Last September, I wrote about how, even as a new student, I knew that this year at Brown was destined to be different. Seven months later, I feel confident that my prediction was correct, although it is impossible to pinpoint exactly what made this year unique. As a first-year student, there is no control, no baseline from which to judge an experience we know is abnormal in too many ways to count. But my position is just as strange as that of the seniors who became 22.5-ers overnight, or of sophomores who have been on campus for four semesters without an extended break. Even though I wasn’t present for all of it, I can feel the impact of the liminal time of the pandemic that separates the before from the now.
Maybe that’s why I still find myself searching for something solid to land on through it all, something that can encapsulate what it means to be a student here, what it means to be a part of Brown right now. The answers that come to me first are simple: brown rice pilaf at the Sharpe Refectory, the warm spot right behind the sliding doors of Page-Robinson Hall and the picnic blankets laid out over the Main Green when the sun is out. Being at Brown means knowing these things and their places in our lives. But, still, I wonder if there is something more intrinsic, something universal that we can lay claim to.
It’s hard to feel like I’m at all qualified to answer. With only a month left in my first year at Brown, I still find myself confronted with surprises at every turn. April comes around and I watch the trees outside of Sayles Hall, the Rockefeller Library and my dorm window burst into beautiful, pink blossoms. I find daffodils popping up in spots I never knew their bulbs existed and rabbits cutting across my path back to my dorm at night. It’s all a humbling reminder that the spaces I thought I knew so well by now are still new to me in many ways. Maybe that’s something to hold onto: the way the familiar always manages to change on you.
Of course, there are plenty of forces changing what it means to be a student right now. The pandemic continues to shape our academic and social lives. Over the span of just over a year , we’ve swung from in-person classes to virtual lectures and back again, from mandatory testing to optional masking and from strict social distancing to packed libraries and classrooms. Beyond COVID, a full-on war in Europe, a series of increasingly dire reports on climate change and a continual divisiveness in American politics have all become the unsettling background of day-to-day life on campus. To go to class amid international panic sometimes feels impossible. Other times it feels like the only thing I’m capable of. But in my courses here about gender and mythology and environmental science, I haven’t found an escape from the events going on beyond campus. Instead, I’ve talked about how the continued debate over Roe v.
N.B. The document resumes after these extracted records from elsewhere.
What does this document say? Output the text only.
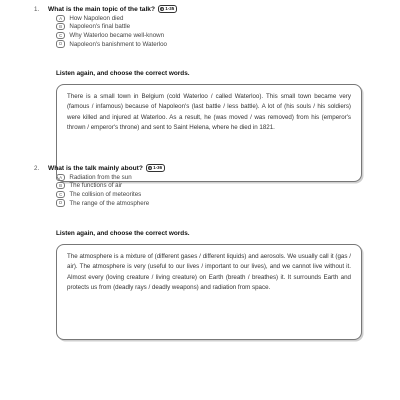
1.	What is the main topic of the talk?	● 1-35
A	How Napoleon died
B	Napoleon's final battle
C	Why Waterloo became well-known
D	Napoleon's banishment to Waterloo
Listen again, and choose the correct words.
There is a small town in Belgium (cold Waterloo / called Waterloo). This small town became very (famous / infamous) because of Napoleon's (last battle / less battle). A lot of (his souls / his soldiers) were killed and injured at Waterloo. As a result, he (was moved / was removed) from his (emperor's thrown / emperor's throne) and sent to Saint Helena, where he died in 1821.
2.	What is the talk mainly about?	● 1-36
A	Radiation from the sun
B	The functions of air
C	The collision of meteorites
D	The range of the atmosphere
Listen again, and choose the correct words.
The atmosphere is a mixture of (different gases / different liquids) and aerosols. We usually call it (gas / air). The atmosphere is very (useful to our lives / important to our lives), and we cannot live without it. Almost every (loving creature / living creature) on Earth (breath / breathes) it. It surrounds Earth and protects us from (deadly rays / deadly weapons) and radiation from space.
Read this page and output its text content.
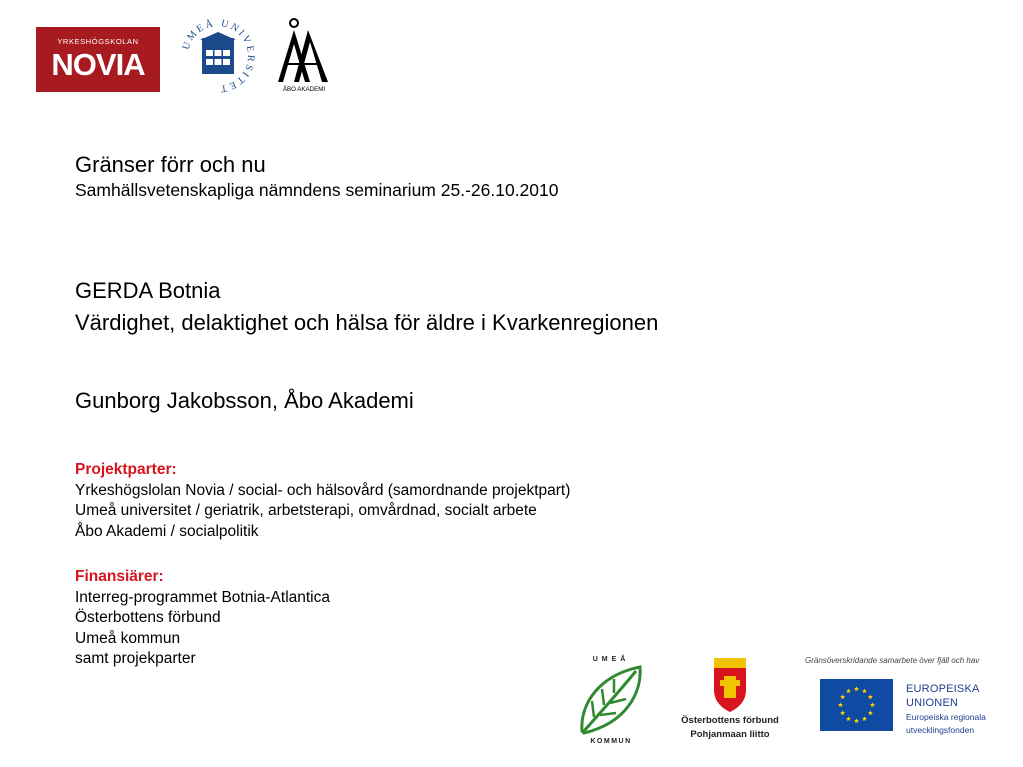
YRKESHÖGSKOLAN
NOVIA
UMEÅ UNIVERSITET	ÅBO AKADEMI
Gränser förr och nu
Samhällsvetenskapliga nämndens seminarium 25.-26.10.2010
GERDA Botnia
Värdighet, delaktighet och hälsa för äldre i Kvarkenregionen
Gunborg Jakobsson, Åbo Akademi
Projektparter:
Yrkeshögslolan Novia / social- och hälsovård (samordnande projektpart)
Umeå universitet / geriatrik, arbetsterapi, omvårdnad, socialt arbete
Åbo Akademi / socialpolitik
Finansiärer:
Interreg-programmet Botnia-Atlantica
Österbottens förbund
Umeå kommun
samt projekparter	UMEÅ
KOMMUN
Österbottens förbund
Pohjanmaan liitto
Gränsöverskridande samarbete över fjäll och hav
EUROPEISKA
UNIONEN
Europeiska regionala
utvecklingsfonden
Wade reflects the interests of a legal system centered around the male body, or what the current geopolitics of Ukraine could signify for the future of green energy industries and climate change. Connecting course content to its real world implications is hardly unique to Brown’s curriculum. But here, grappling with the turbulence of recent real-world events feels like the heart of my education rather than a side feature.
Brown also continues to assert itself as an institution that values freedom and the pursuit of the unexpected at a time when the classic liberal arts education is facing a serious reckoning. A growing culture of pre-professionalism at other institutions stresses building marketable skills for our future careers over the more fluid and personalized approach to education that the open curriculum embodies. As easy as it is to poke fun at the overemphasis on the open curriculum in Brown’s marketing, there is some truth to the idea that its philosophy is central to a Brown experience, during the pandemic or otherwise. Brown defines its mission (on its “About” page) as cultivating “student-centered learning and deep sense of purpose.” On paper, these concepts can feel flat and abstract. But over just a few semesters, I’ve met countless individuals who inspire me with the depth and surprising directions of their passion — a sense of purpose that feels entirely their own.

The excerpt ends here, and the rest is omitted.